A Few Days of Desert
This trip was shorter than most (just over two weeks), and some of our most active days were bracketed by zero internet. Now we are at our <larger> home in the California coastal mountains. It’s raining and gorgeously dreary here, a wonderfully stark contrast to the brilliant blue openness of where we came from.
We left the pleasant surprise of Baker Creek camp to head over to Panamint Springs. Just before we took off, we made friends with a local pair – a man and his enthusiastic Lab. I took several turns with the large branch we were throwing. See it still in the air in the second pic?
The east-bound road to Panamint Springs (SR-190) drops about 3,000 feet in the last six miles or so. The Resort (not visible), is just this side of the two tiny hills in the center of the picture, just before the road goes perfectly straight across the valley to the left. You can click this picture for a larger version.
At the Resort, there’s camping, RV-sites, motel rooms, cabin tents, a gas station ($6/gallon!!! it’s remote!), and an excellent restaurant and bar. The food is healthy and tasty, and the bar stocks over 100 different microbrew beers. The Cassell family has been running the place for many years now, and has brought it considerably up-scale from the previous owner. The restaurant has a lovely veranda where the distant Panamint Mountains can be watched as they march through their daily color spectrum.
The bar-proper is a slice of a giant redwood burl. Just a handful of the 100+ beers can be seen against the far wall.
The biggest feature of Panamint Springs is its relative un-crowdedness compared to the Disneyland quality of Death Valley. Only 30 miles from Stovepipe Wells, and 50 from Furnace Creek, the Resort is a nice place to stay, with amenities, while you tour one of the biggest protected areas in the American southwest. Of course, for those who prefer more privacy and peace, there are large tracts of BLM land nearby, and you can just park and camp pretty much anywhere you please for your very own personal piece of desert. There’s always someone to keep you company if you get lonely… this guy was hanging out just down the road from the Resort.
We took Ralph out to several remote destinations, far off even the un-beaten track.

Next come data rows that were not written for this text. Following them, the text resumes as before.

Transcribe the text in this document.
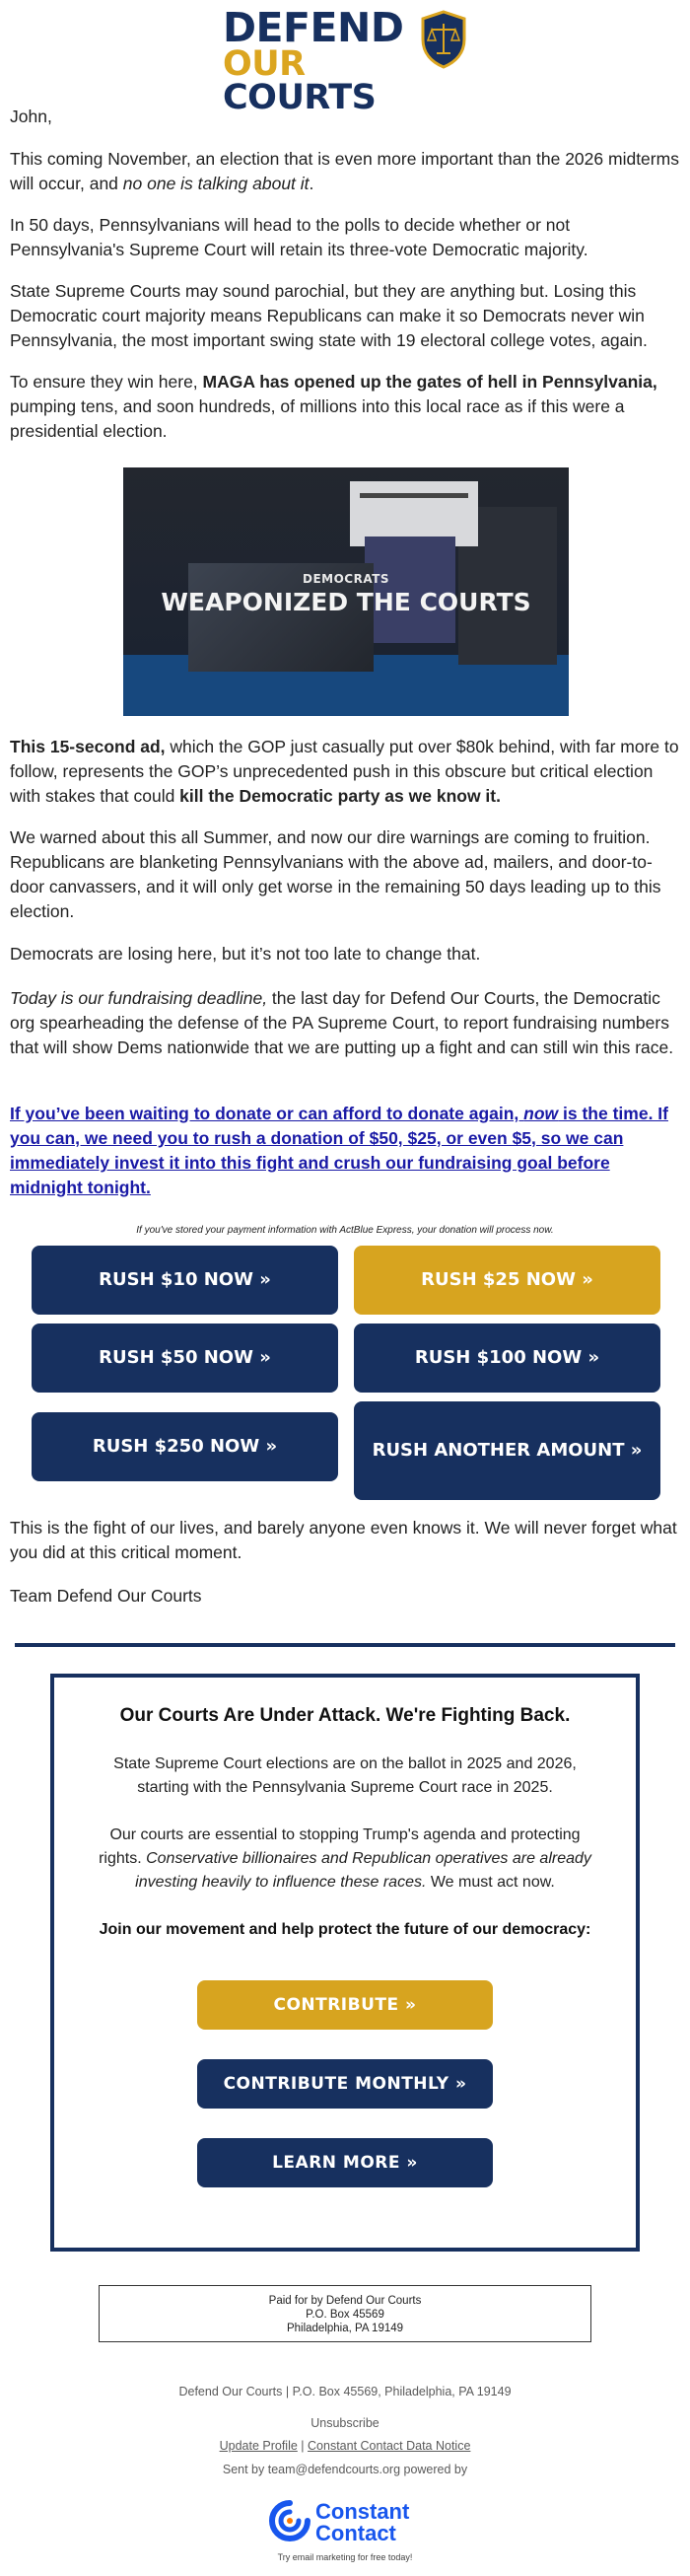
DEFEND
OUR COURTS

John,

This coming November, an election that is even more important than the 2026 midterms will occur, and no one is talking about it.

In 50 days, Pennsylvanians will head to the polls to decide whether or not Pennsylvania's Supreme Court will retain its three-vote Democratic majority.

State Supreme Courts may sound parochial, but they are anything but. Losing this Democratic court majority means Republicans can make it so Democrats never win Pennsylvania, the most important swing state with 19 electoral college votes, again.

To ensure they win here, MAGA has opened up the gates of hell in Pennsylvania, pumping tens, and soon hundreds, of millions into this local race as if this were a presidential election.

DEMOCRATS
WEAPONIZED THE COURTS

This 15-second ad, which the GOP just casually put over $80k behind, with far more to follow, represents the GOP’s unprecedented push in this obscure but critical election with stakes that could kill the Democratic party as we know it.

We warned about this all Summer, and now our dire warnings are coming to fruition. Republicans are blanketing Pennsylvanians with the above ad, mailers, and door-to-door canvassers, and it will only get worse in the remaining 50 days leading up to this election.

Democrats are losing here, but it’s not too late to change that.

Today is our fundraising deadline, the last day for Defend Our Courts, the Democratic org spearheading the defense of the PA Supreme Court, to report fundraising numbers that will show Dems nationwide that we are putting up a fight and can still win this race.

If you’ve been waiting to donate or can afford to donate again, now is the time. If you can, we need you to rush a donation of $50, $25, or even $5, so we can immediately invest it into this fight and crush our fundraising goal before midnight tonight.

If you've stored your payment information with ActBlue Express, your donation will process now.
RUSH $10 NOW »	RUSH $25 NOW »
RUSH $50 NOW »	RUSH $100 NOW »
RUSH $250 NOW »	RUSH ANOTHER AMOUNT »

This is the fight of our lives, and barely anyone even knows it. We will never forget what you did at this critical moment.

Team Defend Our Courts

Our Courts Are Under Attack. We're Fighting Back.

State Supreme Court elections are on the ballot in 2025 and 2026, starting with the Pennsylvania Supreme Court race in 2025.

Our courts are essential to stopping Trump's agenda and protecting rights. Conservative billionaires and Republican operatives are already investing heavily to influence these races. We must act now.

Join our movement and help protect the future of our democracy:

CONTRIBUTE »
CONTRIBUTE MONTHLY »
LEARN MORE »
Paid for by Defend Our Courts
P.O. Box 45569
Philadelphia, PA 19149
Defend Our Courts | P.O. Box 45569, Philadelphia, PA 19149
Unsubscribe
Update Profile | Constant Contact Data Notice
Sent by team@defendcourts.org powered by
Constant
Contact
Try email marketing for free today!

We went down some fairly punishing rocky roads to get a look at places and points of view that just are not accessible to pavement-bound travelers.
Heading east toward the Panamint Mountains, the (typical) desert valley road stretches out in classic vanishing-point fashion. It can routinely take 45 minutes to travel 50 miles to a dirt road, then 3-4 hours to travel 10 miles to a remote mine, ghost town, or what-have-you.
Honestly, for 4X4 buffs, the journey is clearly as entertaining as the destination. However, some of those old desert roads have been weather-beaten into uselessness. Here is an old mining road (we did NOT go on this one!) that has been shredded by runoff. There is not a wide enough portion of it to even walk on – a distant echo of a road that once carried vehicles laden with silver and gold ores.
Our choices tend to be a bit more navigable, albeit rough, rocky, and serpentine. The little gadget on the dashboard is our satellite link and SOS device, just in case all my careful preparations didn’t take care of all of life’s eventualities
It also tracks and reports our position, so you can always check up on us by browsing to share.delorme.com/gregilles.
We continuously marvel at the hardiness and determination of the “pioneers” who made a living digging precious metals out of this harsh, unforgiving landscape.
The high spots are usually pretty rewarding. This is the entire southern stretch of Death Valley, viewed from the top of Chloride Cliffs. Click for larger.
Gotta be careful when you’re roaming around the back country. This old mine shaft is totally unprotected, and drops at least 50 feet or more into the side of the hill at more than a 45-degree angle. If you were to survive the fall, you’d never get out without a rope. BTW – I saw this after I backed up Ralph onto a bare spot off the road.
Even short hikes reveal truly impressive scenery.
The dunes show off in the lowering sun. Even the hundreds of holiday tourists are dwarfed by the scope of the landscape.
Later, at camp, I play around with some time-exposures to capture the evening’s traffic on SR-190. Even at two minutes, the seemingly placid stars are revealed in their race across the sky as tiny streaks.
Ah well, what with the crowds and our looming projects and tasks, we elected to beat feet and head home. Saturday travel turned out to be a good choice, avoiding a rainy holiday-weekend Sunday’s certain traffic messes.
You make me stop working and retire..get the little Sprint RV out and go..except
I also need a 4 wheeler..maybe a small one will do.
keep on dreaming tony..
thanks again Greg and Karin..and welcome back to the ratrace..
tony sr
Take a look at the Suzuki Sidekick or Chevy Geo Tracker. Only 12 feet long and about 2500 pounds. Sprinter should have no problem with those, and they are reputed to be tough, reliable, and capable too. My brother-in-law had a Winnebago View (same chassis as yours) — weighed 10,000 pounds and he pulled a Jeep CJ7 (3500 pounds). He was slow, but he made it.